After a stroke, your doctor will likely give you a cholesterol-lowering medication called a statin. That's because statins seem to lower the risk of a second stroke. You might take them even if your LDL, or “bad” cholesterol, is already lower than 100 mg/dL and you have no other signs of narrowed blood vessels.
If you don’t already know you have type 2 diabetes, you’ll probably get screened for it and prediabetes after your stroke. If your blood sugar levels are too high, the doctor might prescribe medication to control them. Some help your body produce more insulin. Others slow the rate at which carbohydrates break down in your bloodstream.
Meds for Post-Stroke Conditions
A stroke can leave you with new medical issues during your recovery. That can depend on the type of attack you had, how severe it was, and how you respond physically and emotionally.
Antidepressants: Depression and anxiety are common after a stroke. One often prescribed antidepressant type is a selective serotonin reuptake inhibitor. Examples are sertraline (Zoloft), citalopram (Celexa), paroxetine (Brisdelle, Paxil, Paxil CR, Pexeva), or fluoxetine (Prozac, Rapiflux).

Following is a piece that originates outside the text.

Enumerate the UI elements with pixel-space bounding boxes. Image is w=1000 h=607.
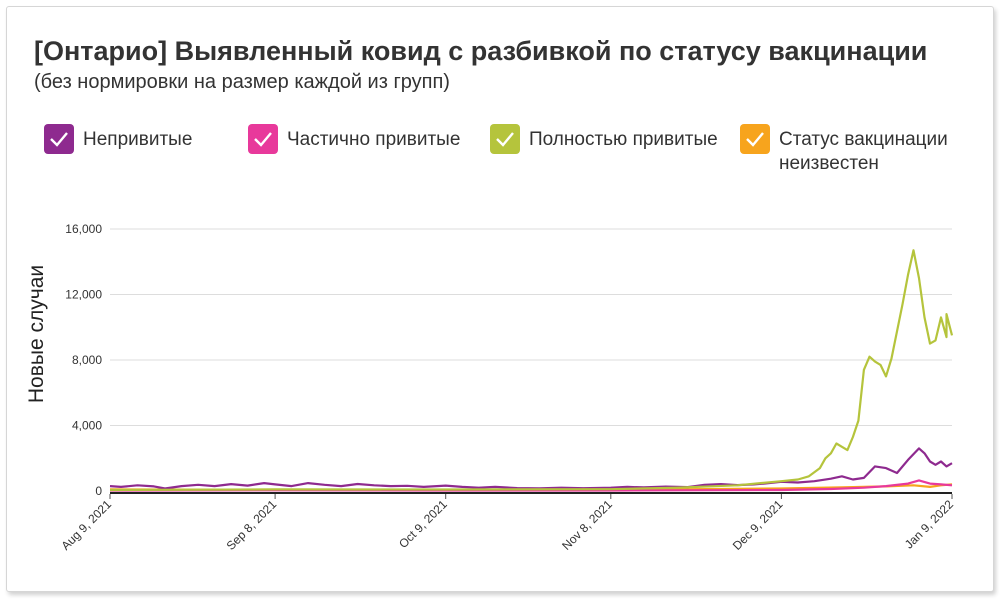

Osteoporosis supplements: You often lose lean muscle and bone density after a stroke. That makes you more likely to get osteoporosis. Your doctor may suggest you take calcium and vitamin D supplements and possibly a medication to keep your bones strong.
Muscle spasm drugs. A stroke may leave you with muscle movements you can’t control. Your doctor will call this spasticity. They may give you a shot of botulinum toxin (Botox) in the affected muscle. They might also prescribe pills to relieve spasms and cramping.